DON’T FORGET that the rest of the auction – the items in the sale room – will then be sold in our usual manner. We’ve restricted the lot count so we can conclude the day around 9pm. For example, there are only about 50 lots of PICTURES, PRINTS, MAPS, PHOTOGRAPHS etc., by or attributed to artists including Toulouse Lautrec, Edward Ardizzone, Frank Hodgkinson, Marc Chagall, Yuan Peng, Richard Beer, Annabel Findlay, Alastair Gray, Pierre Brisson, Leo Gibbons Smith, Louis Wain, John Ogilby, Evelyn Ballantine, Bramell Smith, E. Breham, Arnsbury Brown, George Stanfield Waters, Rowlandson, N.W. Williams, Peter Gastham, George Stanfield Walters, Bryan Pearce, Robert Batty, Urbain Huchet, Jorg Dickmann, etc.
A small entry of SILVER includes some Scottish provincial flatware, Georgian and later, and only a small number of FURNITURE lots but to include some interesting pieces such as a George III mahogany dining chair on cluster column legs, a Victorian rosewood Wellington chest, a George III mahogany serpentine dressing chest, from the 1960s a Bornholm Mobler teak chest, a 1950s bar styled as a ship’s prow in cream fabric and brown Formica.
What we do have that’s special is a group of MIRRORS that were purchased from the Keith Skeel Private Collection sale at Loudham Hall Suffolk in June 2007. One, with a charming floral pediment, is circa 1800, and a pair, catalogued as 19th century French, gilt moulded in the Neoclassical style, sold for a huge £5500 against an estimate of £800-£1200. We also have an 18th century Anglo-Dutch wall mirror. And, from the same estate, we have a very smart period Swedish settee with moulded frame. From a Hampstead home we have a set of six Regency dining chairs and a George lll breakfast table.

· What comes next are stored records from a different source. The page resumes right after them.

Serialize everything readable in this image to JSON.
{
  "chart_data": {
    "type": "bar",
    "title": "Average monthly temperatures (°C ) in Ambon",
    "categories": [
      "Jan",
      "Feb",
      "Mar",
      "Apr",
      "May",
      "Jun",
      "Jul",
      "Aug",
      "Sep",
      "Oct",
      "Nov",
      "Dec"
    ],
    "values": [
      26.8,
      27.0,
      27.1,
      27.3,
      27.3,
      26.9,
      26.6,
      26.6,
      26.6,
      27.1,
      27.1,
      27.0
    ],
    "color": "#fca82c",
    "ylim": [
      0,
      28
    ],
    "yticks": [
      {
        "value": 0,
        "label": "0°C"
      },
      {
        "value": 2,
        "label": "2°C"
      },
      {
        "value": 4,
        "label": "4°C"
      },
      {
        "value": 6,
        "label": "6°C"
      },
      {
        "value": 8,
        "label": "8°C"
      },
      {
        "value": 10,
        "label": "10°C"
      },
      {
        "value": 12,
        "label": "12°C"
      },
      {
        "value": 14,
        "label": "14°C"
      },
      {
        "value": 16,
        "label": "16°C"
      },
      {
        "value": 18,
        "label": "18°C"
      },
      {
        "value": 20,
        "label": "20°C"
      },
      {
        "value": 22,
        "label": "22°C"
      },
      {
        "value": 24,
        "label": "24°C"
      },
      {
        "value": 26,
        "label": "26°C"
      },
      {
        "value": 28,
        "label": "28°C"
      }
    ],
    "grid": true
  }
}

We have shelves full of period metal, mainly copper jam pans, metal vases, huge metal trays and a bust as well as shelves full of china and ornamental items in our traditional way. And if that’s all too dull for you, how about a Brompton folding cycle I doubt has ever seen tarmac, and probably just as fast, a Quickie Puma 20 electric wheelchair with Sedeo, new in 2017 at a cost of £6000 and almost unused, a drum set, and three good electric guitars: an Ovation Celebrity, a Squire jazz bass by Fender and an Aria Pro II Exel Series numbered 0024762, and each looks unused. Etc. etc.

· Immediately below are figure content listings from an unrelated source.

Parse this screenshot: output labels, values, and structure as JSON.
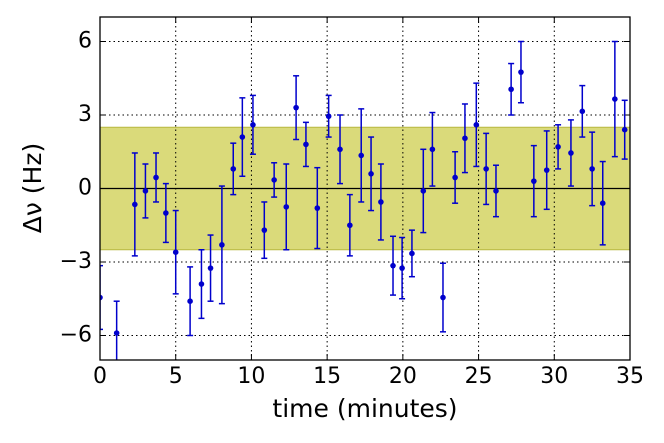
{
  "chart_data": {
    "type": "errorbar-scatter",
    "xlabel": "time (minutes)",
    "ylabel": "Δν (Hz)",
    "xlim": [
      0,
      35
    ],
    "ylim": [
      -7,
      7
    ],
    "xticks": [
      0,
      5,
      10,
      15,
      20,
      25,
      30,
      35
    ],
    "yticks": [
      {
        "value": -6,
        "label": "−6"
      },
      {
        "value": -3,
        "label": "−3"
      },
      0,
      3,
      6
    ],
    "grid": true,
    "band": [
      -2.5,
      2.5
    ],
    "band_color": "#d6d66b",
    "hline": 0,
    "series": [
      {
        "color": "#0000cc",
        "x": [
          0,
          1.1,
          2.3,
          3.0,
          3.7,
          4.35,
          5.0,
          5.95,
          6.7,
          7.3,
          8.05,
          8.8,
          9.4,
          10.1,
          10.85,
          11.5,
          12.3,
          12.95,
          13.6,
          14.35,
          15.1,
          15.85,
          16.5,
          17.25,
          17.9,
          18.55,
          19.35,
          19.95,
          20.6,
          21.35,
          21.95,
          22.65,
          23.45,
          24.1,
          24.85,
          25.5,
          26.15,
          27.15,
          27.8,
          28.65,
          29.5,
          30.25,
          31.1,
          31.85,
          32.5,
          33.2,
          34.0,
          34.65
        ],
        "values": [
          -4.45,
          -5.9,
          -0.65,
          -0.1,
          0.45,
          -1.0,
          -2.6,
          -4.6,
          -3.9,
          -3.25,
          -2.3,
          0.8,
          2.1,
          2.6,
          -1.7,
          0.35,
          -0.75,
          3.3,
          1.8,
          -0.8,
          2.95,
          1.6,
          -1.5,
          1.35,
          0.6,
          -0.55,
          -3.15,
          -3.25,
          -2.65,
          -0.1,
          1.6,
          -4.45,
          0.45,
          2.05,
          2.6,
          0.8,
          -0.1,
          4.05,
          4.75,
          0.3,
          0.75,
          1.7,
          1.45,
          3.15,
          0.8,
          -0.6,
          3.65,
          2.4
        ],
        "errors": [
          1.3,
          1.3,
          2.1,
          1.1,
          1.0,
          1.2,
          1.7,
          1.4,
          1.4,
          1.35,
          2.4,
          1.05,
          1.6,
          1.2,
          1.15,
          0.7,
          1.75,
          1.3,
          0.9,
          1.65,
          0.85,
          1.4,
          1.25,
          1.9,
          1.5,
          1.55,
          1.2,
          1.25,
          0.95,
          1.7,
          1.5,
          1.4,
          1.05,
          1.4,
          1.7,
          1.45,
          1.05,
          1.05,
          1.25,
          1.45,
          1.6,
          0.9,
          1.35,
          1.05,
          1.5,
          1.7,
          2.35,
          1.2
        ]
      }
    ]
  }
}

DETAILS: Viewing the shop items at the shop is by appointment on Tuesday the 8th between 10am and 1pm and on Wednesday the 9th between 1 and 7pm without appointment. The shop phone number is 020 7731 5677. Viewing the catalogue online from Sunday evening the 6th and bidding online is via ukauctioneers.com or the-saleroom.com.

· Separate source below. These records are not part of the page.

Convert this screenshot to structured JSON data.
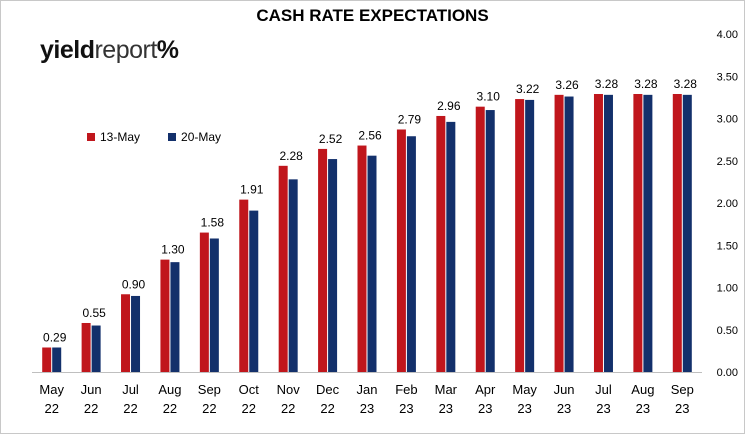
{
  "chart_data": {
    "type": "bar",
    "title": "CASH RATE EXPECTATIONS",
    "categories": [
      [
        "May",
        "22"
      ],
      [
        "Jun",
        "22"
      ],
      [
        "Jul",
        "22"
      ],
      [
        "Aug",
        "22"
      ],
      [
        "Sep",
        "22"
      ],
      [
        "Oct",
        "22"
      ],
      [
        "Nov",
        "22"
      ],
      [
        "Dec",
        "22"
      ],
      [
        "Jan",
        "23"
      ],
      [
        "Feb",
        "23"
      ],
      [
        "Mar",
        "23"
      ],
      [
        "Apr",
        "23"
      ],
      [
        "May",
        "23"
      ],
      [
        "Jun",
        "23"
      ],
      [
        "Jul",
        "23"
      ],
      [
        "Aug",
        "23"
      ],
      [
        "Sep",
        "23"
      ]
    ],
    "series": [
      {
        "name": "13-May",
        "color": "#c0161c",
        "values": [
          0.29,
          0.58,
          0.92,
          1.33,
          1.65,
          2.04,
          2.44,
          2.64,
          2.68,
          2.87,
          3.03,
          3.14,
          3.23,
          3.28,
          3.29,
          3.29,
          3.29
        ]
      },
      {
        "name": "20-May",
        "color": "#13306b",
        "values": [
          0.29,
          0.55,
          0.9,
          1.3,
          1.58,
          1.91,
          2.28,
          2.52,
          2.56,
          2.79,
          2.96,
          3.1,
          3.22,
          3.26,
          3.28,
          3.28,
          3.28
        ]
      }
    ],
    "data_labels": [
      "0.29",
      "0.55",
      "0.90",
      "1.30",
      "1.58",
      "1.91",
      "2.28",
      "2.52",
      "2.56",
      "2.79",
      "2.96",
      "3.10",
      "3.22",
      "3.26",
      "3.28",
      "3.28",
      "3.28"
    ],
    "y_ticks": [
      "0.00",
      "0.50",
      "1.00",
      "1.50",
      "2.00",
      "2.50",
      "3.00",
      "3.50",
      "4.00"
    ],
    "ylim": [
      0,
      4
    ],
    "y_axis_side": "right",
    "grid": false,
    "legend_position": "top-left"
  },
  "logo": {
    "bold": "yield",
    "light": "report",
    "symbol": "%"
  }
}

Viewing the auction room lots is on Wednesday the 9th from 1 to 7pm without appointment and, at last, you are welcome into the saleroom on sale day from 9.30am. The sale begins at 11am with the shop lots being offered first. That will take us to 2pm at the earliest.
Our own website will also have the catalogue and photographs. We look forward to seeing you once more.